What Risetime does — simply and accurately
Risetime does one thing: it calculates the real astronomical sunrise for your location every day and sets a system-level Android alarm to that time. When sunrise drifts with the seasons, your alarm drifts with it — automatically, silently, in the background.
Setting it up takes about two minutes. Here's how.
Step-by-Step Setup
Set your location
Open Risetime and go to Settings. You have two options: grant coarse location permission for automatic detection, or manually enter your city. Either way, Risetime uses your coordinates to calculate sunrise, sunset, and other celestial event times for your exact position on Earth.
Your location never leaves your device. It's stored locally and used only for on-device math. There's no server to send it to — Risetime doesn't have internet permission.
Pick your celestial anchor
Tap the plus button to create a new alarm. You'll see five anchor options:
- Sunrise — the moment the sun's upper edge clears the horizon
- Sunset — the moment the sun's upper edge drops below the horizon
- Noon — solar noon, when the sun reaches its highest point in the sky
- Nadir — solar midnight, the sun's lowest point (not necessarily 00:00)
- Clock — a standard fixed-time alarm, if you need one
Your anchor is the celestial event your alarm tracks. In most latitudes, sunrise drifts by up to two hours across the year — your alarm follows it automatically.
Set your offset
Decide how many minutes before or after your anchor you want to wake up. A few examples:
- Sunrise, no offset — alarm fires exactly at sunrise
- 30 minutes before sunrise — wake up in pre-dawn light, be ready for the sunrise
- 15 minutes after sunset — catch the blue hour
- 1 hour before noon — a mid-morning reminder that tracks the actual middle of the day
The offset stays fixed. The anchor recalculates daily. Your alarm is always exactly where you want it relative to the sun.

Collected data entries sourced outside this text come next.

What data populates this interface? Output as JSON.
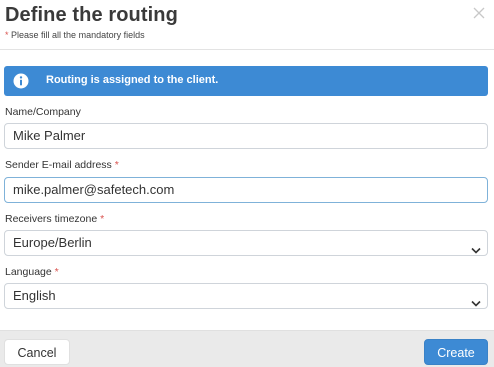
{
  "dialog": {
    "title": "Define the routing",
    "required_star": "*",
    "required_note": "Please fill all the mandatory fields",
    "close_icon": "close-icon"
  },
  "alert": {
    "icon": "info-icon",
    "message": "Routing is assigned to the client.",
    "color": "#3d8ad4"
  },
  "form": {
    "name": {
      "label": "Name/Company",
      "value": "Mike Palmer"
    },
    "email": {
      "label": "Sender E-mail address",
      "required": "*",
      "value": "mike.palmer@safetech.com"
    },
    "timezone": {
      "label": "Receivers timezone",
      "required": "*",
      "value": "Europe/Berlin"
    },
    "language": {
      "label": "Language",
      "required": "*",
      "value": "English"
    }
  },
  "footer": {
    "cancel_label": "Cancel",
    "create_label": "Create",
    "primary_color": "#3d8ad4"
  }
}
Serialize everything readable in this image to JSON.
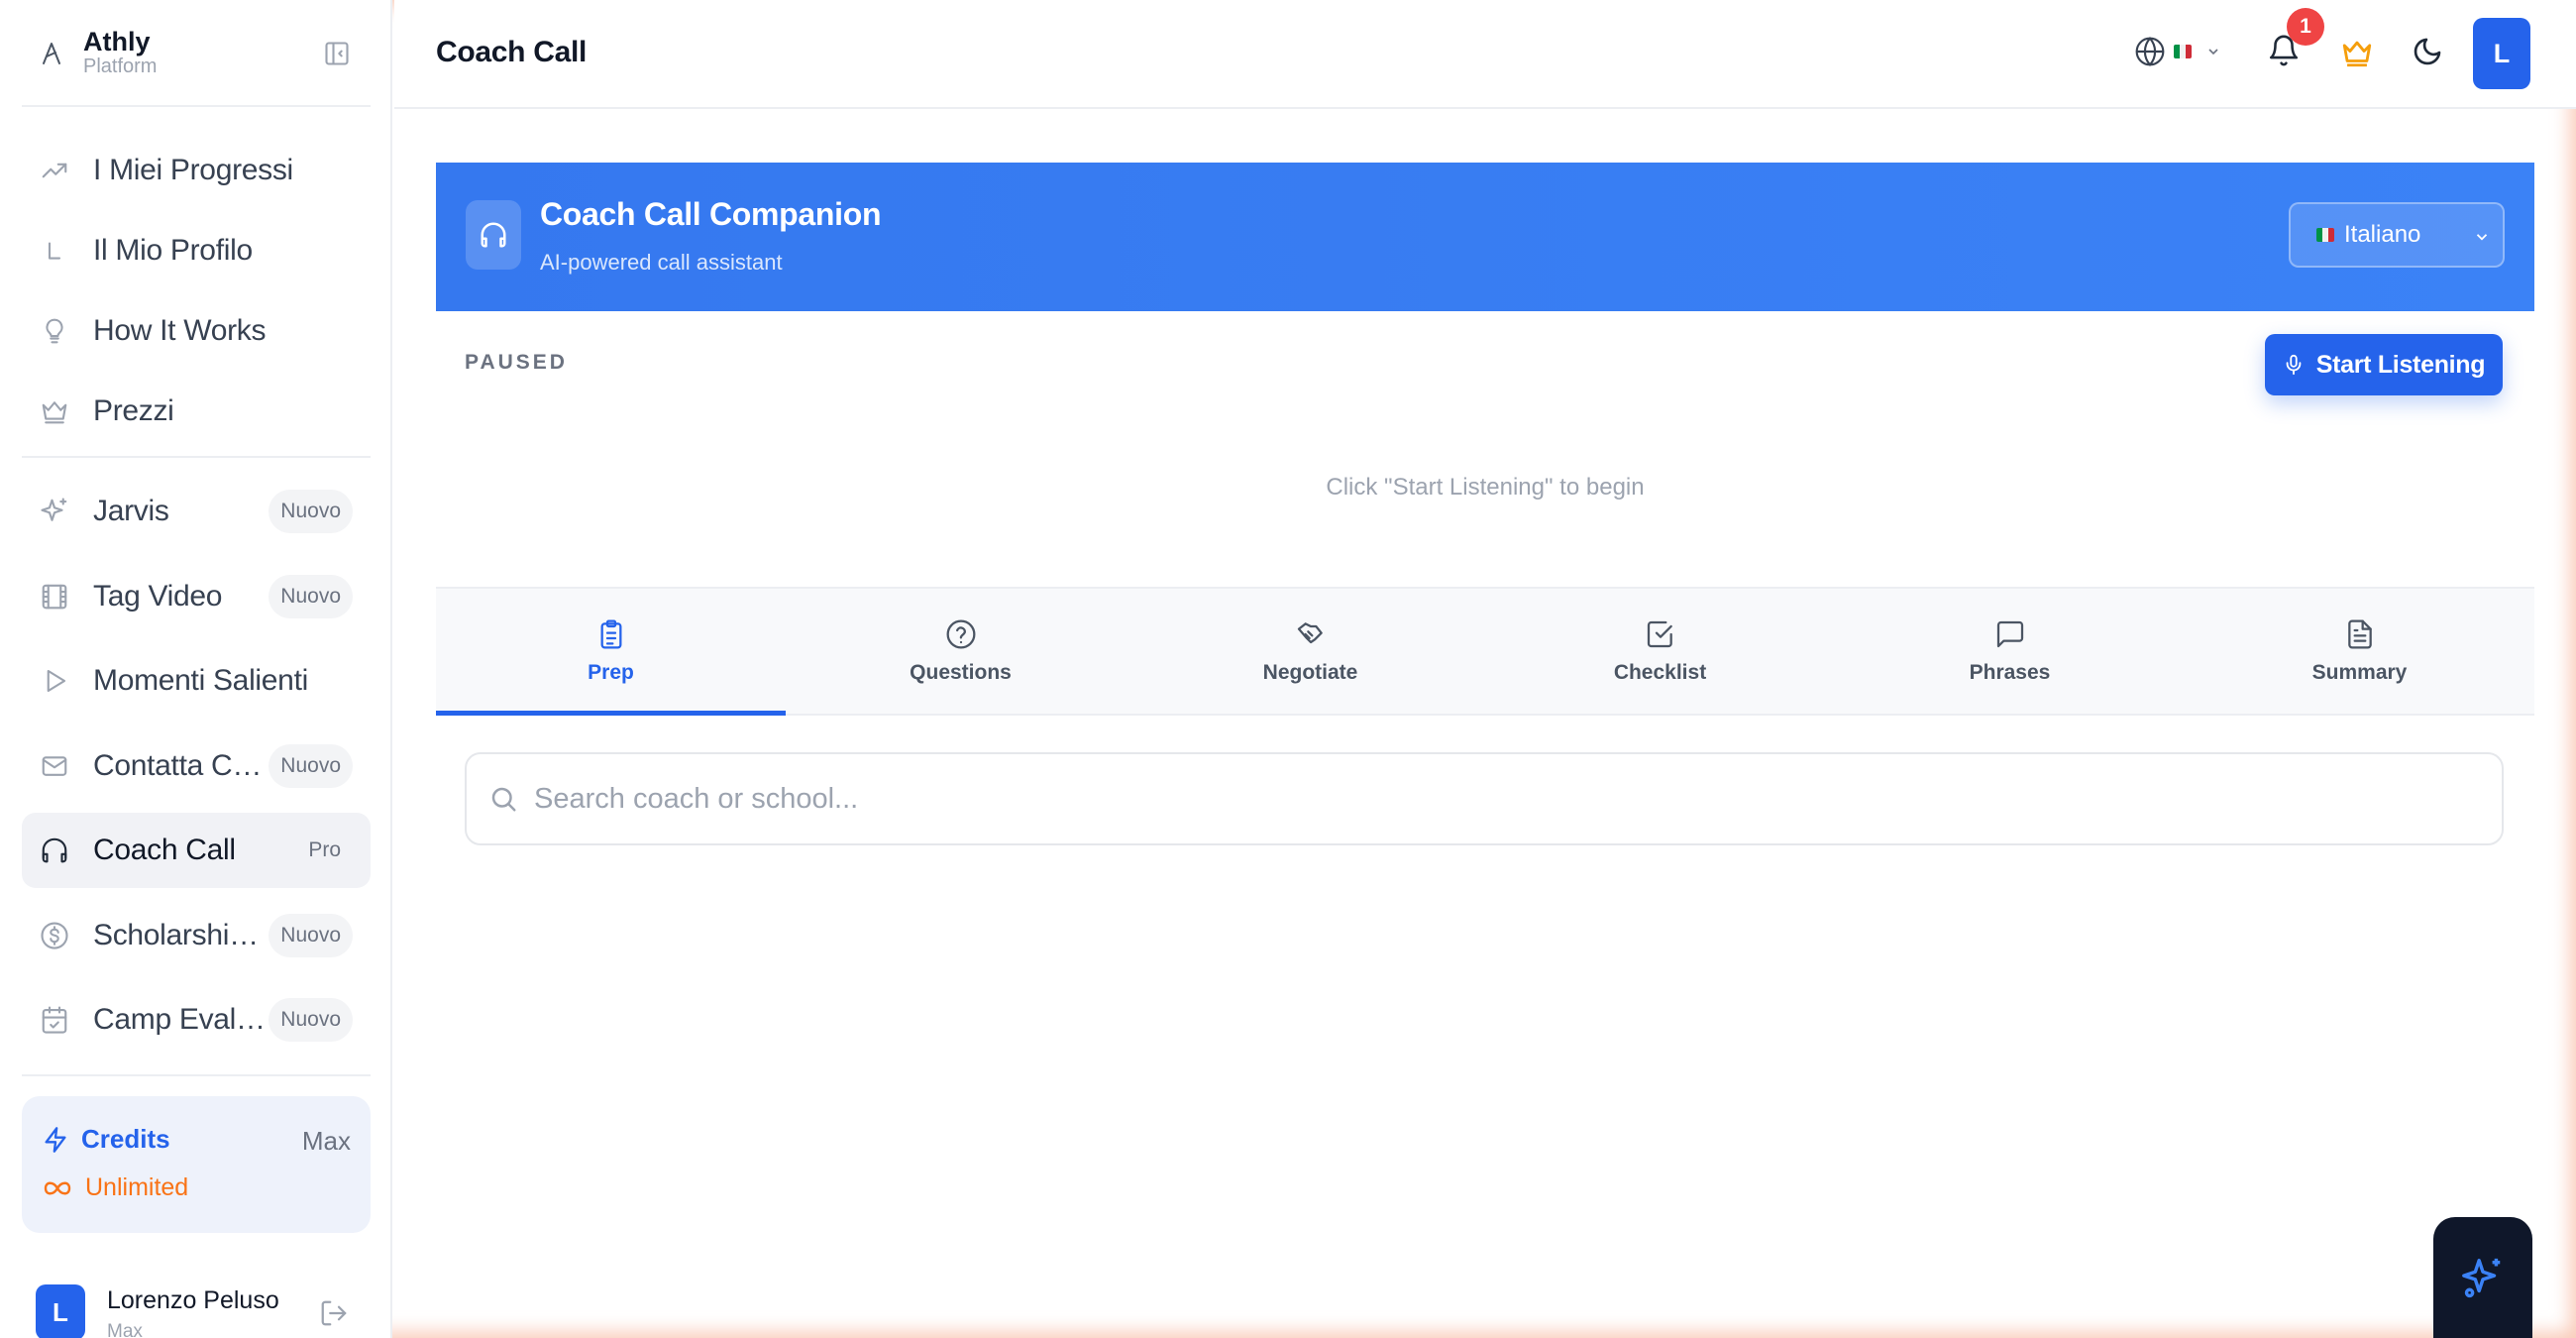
{
  "brand": {
    "name": "Athly",
    "subtitle": "Platform"
  },
  "sidebar": {
    "groups": [
      [
        {
          "id": "progress",
          "label": "I Miei Progressi",
          "icon": "trending-up-icon",
          "badge": ""
        },
        {
          "id": "profile",
          "label": "Il Mio Profilo",
          "icon": "corner-icon",
          "badge": ""
        },
        {
          "id": "how",
          "label": "How It Works",
          "icon": "lightbulb-icon",
          "badge": ""
        },
        {
          "id": "pricing",
          "label": "Prezzi",
          "icon": "crown-icon",
          "badge": ""
        }
      ],
      [
        {
          "id": "jarvis",
          "label": "Jarvis",
          "icon": "sparkles-icon",
          "badge": "Nuovo"
        },
        {
          "id": "tag-video",
          "label": "Tag Video",
          "icon": "film-icon",
          "badge": "Nuovo"
        },
        {
          "id": "highlights",
          "label": "Momenti Salienti",
          "icon": "play-icon",
          "badge": ""
        },
        {
          "id": "contact-coach",
          "label": "Contatta Coach",
          "icon": "mail-icon",
          "badge": "Nuovo"
        },
        {
          "id": "coach-call",
          "label": "Coach Call",
          "icon": "headphones-icon",
          "badge": "Pro",
          "active": true
        },
        {
          "id": "scholarship",
          "label": "Scholarship ...",
          "icon": "dollar-circle-icon",
          "badge": "Nuovo"
        },
        {
          "id": "camp",
          "label": "Camp Evalua...",
          "icon": "calendar-check-icon",
          "badge": "Nuovo"
        }
      ]
    ],
    "credits": {
      "label": "Credits",
      "plan": "Max",
      "value": "Unlimited"
    },
    "user": {
      "initial": "L",
      "name": "Lorenzo Peluso",
      "plan": "Max"
    }
  },
  "header": {
    "title": "Coach Call",
    "notifications_count": "1",
    "avatar_initial": "L"
  },
  "companion": {
    "title": "Coach Call Companion",
    "subtitle": "AI-powered call assistant",
    "language": "Italiano",
    "status": "PAUSED",
    "start_label": "Start Listening",
    "empty_hint": "Click \"Start Listening\" to begin"
  },
  "tabs": [
    {
      "id": "prep",
      "label": "Prep",
      "icon": "clipboard-list-icon",
      "active": true
    },
    {
      "id": "questions",
      "label": "Questions",
      "icon": "help-circle-icon"
    },
    {
      "id": "negotiate",
      "label": "Negotiate",
      "icon": "handshake-icon"
    },
    {
      "id": "checklist",
      "label": "Checklist",
      "icon": "check-square-icon"
    },
    {
      "id": "phrases",
      "label": "Phrases",
      "icon": "message-square-icon"
    },
    {
      "id": "summary",
      "label": "Summary",
      "icon": "file-text-icon"
    }
  ],
  "search": {
    "placeholder": "Search coach or school...",
    "value": ""
  },
  "colors": {
    "accent": "#2563eb",
    "banner": "#3b7cf0",
    "warning": "#f97316",
    "badge_red": "#ef4444"
  }
}
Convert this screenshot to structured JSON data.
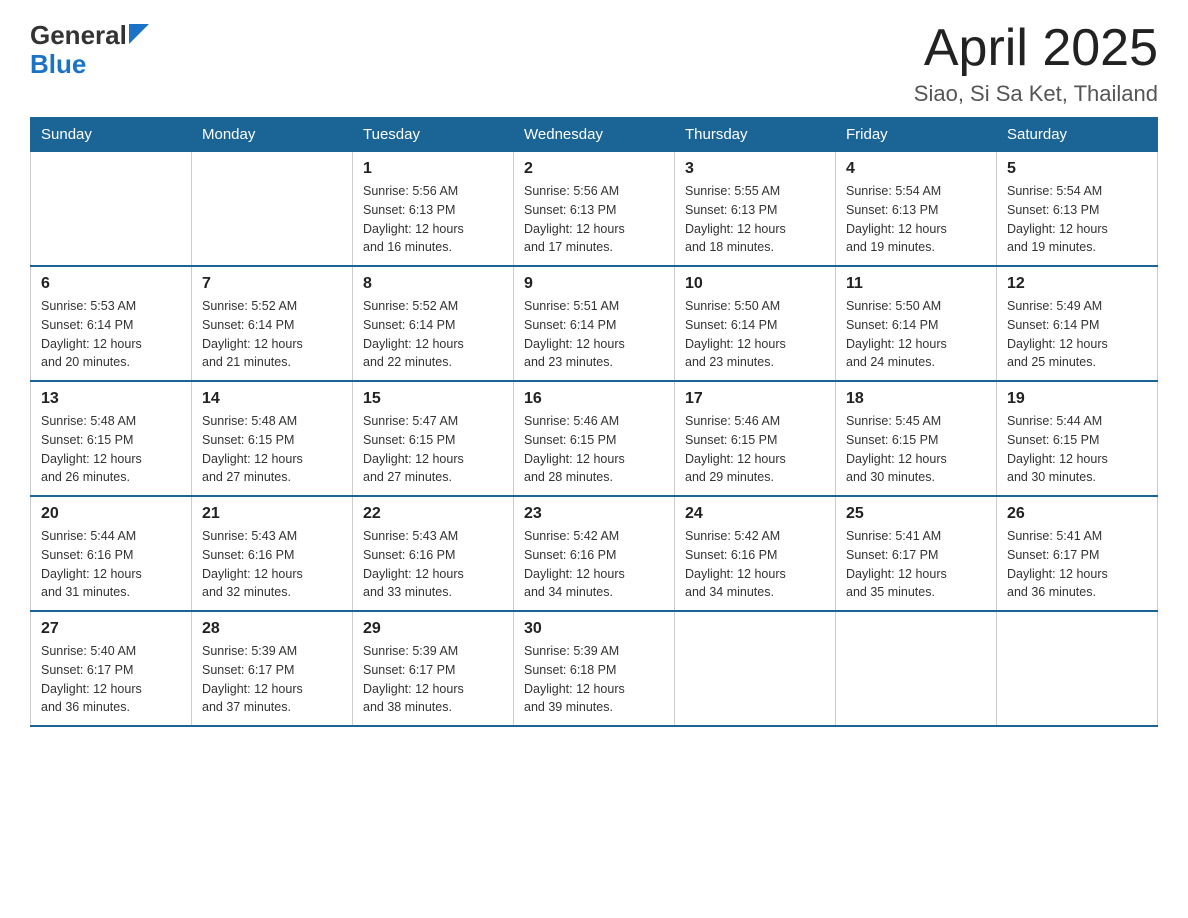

Choose which days it repeats
Select which days of the week the alarm should repeat — every day, weekdays only, weekends only, or any combination. You can also set a one-time alarm that fires once and disables itself.
Enable the alarm and you're done. That's it. There is no step five.
What Happens Next
Once your alarm is set, Risetime runs a lightweight background worker every day. This worker recalculates the exact sunrise (or sunset, or noon) time for your location on the upcoming day, applies your offset, and schedules the alarm with Android's system alarm clock API — the same one used by your built-in clock app.
You don't need to open the app. You don't need to be connected to the internet. The recalculation happens automatically, even if you haven't opened Risetime in weeks.
Most days, the best thing you can do with Risetime is forget it exists. It's designed to work without attention.
If you do open the app, you'll see the next alarm time displayed on each alarm card — already adjusted for tomorrow's celestial event. You can verify it's right. But you don't need to.
How Risetime Calculates Sunrise Times
This is where Risetime differs from every sunrise alarm app that looks up times from a web API.
Risetime includes an embedded astronomical calculation engine — a library called commons-suncalc — that computes celestial event times using the same orbital mechanics models used by observatories and maritime navigation. Given your latitude, longitude, and the date, it calculates the sun's position and derives exact event times for sunrise, sunset, noon, and nadir.
All of this math runs on your phone. There's no API call, no server lookup, no internet connection involved. This isn't a fallback or an offline cache — it's the primary and only method. Risetime doesn't have internet permission, so there's no network path even if it wanted one.
This means Risetime works in a cabin in the mountains, on a camping trip with no signal, or in the middle of the Pacific on a cargo boat. Anywhere your phone goes, your sunrise alarm works.
The underlying algorithms — based on Jean Meeus' Astronomical Algorithms — account for standard atmospheric refraction, the bending of light near the horizon that makes the sun appear to rise slightly before it geometrically clears the horizon. The result is accurate to about a minute, which is what you'd see with your eyes.
Because the computation is deterministic — same coordinates, same date, same result — there's no variation between runs and no dependency on an external service staying online. Your alarm is as reliable as the math that predicts where the sun will be tomorrow. And that math has been reliable for a few centuries now.
Tips
- Check your alarm reliability. Open Settings and look at the Alarm Reliability section. Green checkmarks mean Android has all the permissions it needs to fire your alarm reliably. If anything is yellow or red, Risetime tells you exactly what to fix.
- You can mix alarm types. Risetime handles both celestial and standard fixed-time alarms. No need to keep a second clock app for your 9 AM Monday meeting.
- Set multiple celestial alarms. A sunrise alarm to wake up, a sunset alarm to remind you to step outside for golden hour, a noon alarm for a midday break — they all recalculate independently.
- Moving to a new city? Update your location in Settings, or enable automatic location updates. All your celestial alarms recalculate for the new position.